Well we could also translate it as "I AM" as Jesus does in John 8:58. Some translations go for Jehovah or YHWH or LORD etc. Again, we as the church know what it means and teach what it means (via the preached word) so I don't think there is any problem. 

The only problem, it seems, is that the YHWHvist wants a monopoly on the name and uses it for their own ends (sounds cultish to me). That's why there are 'JEHOVAH's' Witnesses and 'CHRISTadelphians' and 'Disciples of Christ.' But they have emptied the content of those names and given them new meaning yet still retaining the original (think Schleiermacher, Barth, the Federal Vision etc).


----------



## LadyFlynt (Aug 4, 2005)

> The only problem, it seems, is that the YHWHvist wants a monopoly on the name and uses it for their own ends (sounds cultish to me). That's why there are 'JEHOVAH's' Witnesses and 'CHRISTadelphians' and 'Disciples of Christ.' But they have emptied the content of those names and given them new meaning yet still retaining the original (think Schleiermacher, Barth, the Federal Vision etc).



BINGO!!!

They ARE cultish...and they believe (much like the oneness pentacostals) that you weren't baptised "correctly" if they didn't do it in Yahshua's name, they hold strictly to OT laws and Shabbot, etc. The one I knew went out into the hills and with others formed their own little community/commune. They even reprint bibles and hymnals replacing everything that says Lord, God, Christ, Jesus with the hebraic terms.

I just was stumped on this one...thank you for the help! I like to be prepared


----------



## Poimen (Aug 4, 2005)

> _Originally posted by LadyFlynt_
> 
> 
> > The only problem, it seems, is that the YHWHvist wants a monopoly on the name and uses it for their own ends (sounds cultish to me). That's why there are 'JEHOVAH's' Witnesses and 'CHRISTadelphians' and 'Disciples of Christ.' But they have emptied the content of those names and given them new meaning yet still retaining the original (think Schleiermacher, Barth, the Federal Vision etc).
> ...



They sound bizarre! 

You are welcome.


----------



## Archlute (Aug 5, 2005)

> BINGO!!!
> 
> They ARE cultish...and they believe (much like the oneness pentacostals) that you weren't baptised "correctly" if they didn't do it in Yahshua's name, they hold strictly to OT laws and Shabbot, etc. The one I knew went out into the hills and with others formed their own little community/commune. They even reprint bibles and hymnals replacing everything that says Lord, God, Christ, Jesus with the hebraic terms.
> 
> I just was stumped on this one...thank you for the help! I like to be prepared



Sounds like a bunch of modern day Ebionites (Judaizing "Christians"). 
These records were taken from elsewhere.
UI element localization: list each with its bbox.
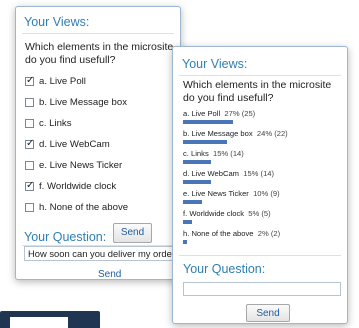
views-heading: Your Views: (182, 57, 248, 71)
result-label: f. Worldwide clock (183, 209, 245, 218)
option-label: f. Worldwide clock (39, 181, 117, 192)
result-live-webcam: d. Live WebCam 15% (14) (183, 169, 343, 184)
result-percent: 2% (2) (257, 229, 281, 238)
checkbox[interactable] (25, 119, 34, 128)
checkbox[interactable] (25, 161, 34, 170)
views-heading: Your Views: (24, 15, 90, 29)
result-live-message-box: b. Live Message box 24% (22) (183, 129, 343, 144)
result-percent: 10% (9) (253, 189, 280, 198)
result-bar (183, 160, 211, 164)
checkbox-checked[interactable] (25, 138, 34, 150)
option-live-message-box[interactable]: b. Live Message box (25, 97, 127, 108)
checkbox-checked[interactable] (25, 180, 34, 192)
poll-question: Which elements in the microsite do you f… (183, 79, 332, 104)
question-send-button[interactable]: Send (98, 269, 121, 280)
option-label: c. Links (39, 118, 72, 129)
option-label: h. None of the above (39, 202, 129, 213)
result-bar (183, 240, 187, 244)
result-percent: 27% (25) (224, 109, 256, 118)
result-bar (183, 180, 211, 184)
result-bar (183, 200, 202, 204)
option-live-news-ticker[interactable]: e. Live News Ticker (25, 160, 122, 171)
result-bar (183, 140, 227, 144)
result-none-of-the-above: h. None of the above 2% (2) (183, 229, 343, 244)
question-input[interactable] (183, 282, 341, 296)
divider (22, 33, 174, 34)
result-label: h. None of the above (183, 229, 254, 238)
result-label: a. Live Poll (183, 109, 221, 118)
result-label: b. Live Message box (183, 129, 253, 138)
result-label: d. Live WebCam (183, 169, 239, 178)
result-live-news-ticker: e. Live News Ticker 10% (9) (183, 189, 343, 204)
result-worldwide-clock: f. Worldwide clock 5% (5) (183, 209, 343, 224)
result-label: e. Live News Ticker (183, 189, 249, 198)
result-bar (183, 120, 233, 124)
option-links[interactable]: c. Links (25, 118, 72, 129)
result-links: c. Links 15% (14) (183, 149, 343, 164)
option-label: e. Live News Ticker (39, 160, 123, 171)
footer-bar (0, 311, 100, 328)
option-live-webcam[interactable]: d. Live WebCam (25, 138, 110, 150)
divider (179, 255, 341, 256)
divider (179, 75, 341, 76)
poll-vote-panel: Your Views: Which elements in the micros… (15, 6, 181, 280)
result-percent: 24% (22) (256, 129, 288, 138)
result-percent: 15% (14) (212, 149, 244, 158)
checkbox[interactable] (25, 98, 34, 107)
result-percent: 5% (5) (248, 209, 271, 218)
question-send-button[interactable]: Send (246, 304, 290, 322)
result-percent: 15% (14) (243, 169, 275, 178)
result-label: c. Links (183, 149, 209, 158)
option-label: a. Live Poll (39, 76, 86, 87)
option-live-poll[interactable]: a. Live Poll (25, 75, 86, 87)
poll-results-panel: Your Views: Which elements in the micros… (172, 46, 348, 324)
option-none-of-the-above[interactable]: h. None of the above (25, 202, 128, 213)
vote-send-button[interactable]: Send (113, 223, 152, 243)
question-input[interactable]: How soon can you deliver my order? (24, 246, 178, 261)
checkbox-checked[interactable] (25, 75, 34, 87)
checkbox[interactable] (25, 203, 34, 212)
option-label: b. Live Message box (39, 97, 127, 108)
result-live-poll: a. Live Poll 27% (25) (183, 109, 343, 124)
poll-question: Which elements in the microsite do you f… (25, 41, 174, 66)
footer-tab (10, 317, 68, 328)
question-heading: Your Question: (24, 230, 107, 244)
option-worldwide-clock[interactable]: f. Worldwide clock (25, 180, 117, 192)
result-bar (183, 220, 192, 224)
question-heading: Your Question: (183, 262, 266, 276)
option-label: d. Live WebCam (39, 139, 110, 150)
They go further than the apostles themselves, who never once transliterated the OT names for God in their epistles. The Evangelists, under the power of the Holy Spirit, used the Greek term _christos_ rather than a transliteration of the Hebrew _meshiach_, for the Anointed One of Israel (read spiritual, not national). They essentially impute error to the work of the Spirit (and therefore God himself) by attacking believers who hold to apostolic practice in their speech and worship. 

If they followed the logical implications of thier beliefs they would have to read and preach the Scriptures in their original languages, in order to properly reverence them as God's word. I imagine, however, that most of them have only what they can get out of Strong's, and no real knowledge of the languages, much less a theologically correct understanding of the typological fulfillment of the OT in Christ.

[Edited on 8-5-2005 by Archlute]


----------



## LadyFlynt (Aug 5, 2005)

One other thing...that should be a major tip off (okay, two things):

They deny the trinity. But they aren't oneness...they are "twoness" if you can believe that! The Father/The Son...but the Spirit is just their "power" or an extension thereof.

There are also a few (not many) that deny that the Son was Creator and with the Father in the beginning (easily dismissed of course).

I did back the one that I knew into a corner until I forced him to admit there was a trinity...he "just didn't like the terminology".


----------



## Archlute (Aug 5, 2005)

> _Originally posted by LadyFlynt_
> 
> They deny the trinity. But they aren't oneness...they are "twoness" if you can believe that! The Father/The Son...but the Spirit is just their "power" or an extension thereof.



This is just the reappearance of an old heresy, Dynamic Monarchianism. If you want a brief read, try Berkhof's _The History of Christian Doctrines_, pp.77-80. The Socinians also held the Spirit to be a mere extension of the power of God, and not a person as defined by orthodox Christian theology.


----------



## LadyFlynt (Aug 5, 2005)

I can't find that online..... 

Well, I guess it's going on the wishlist!


----------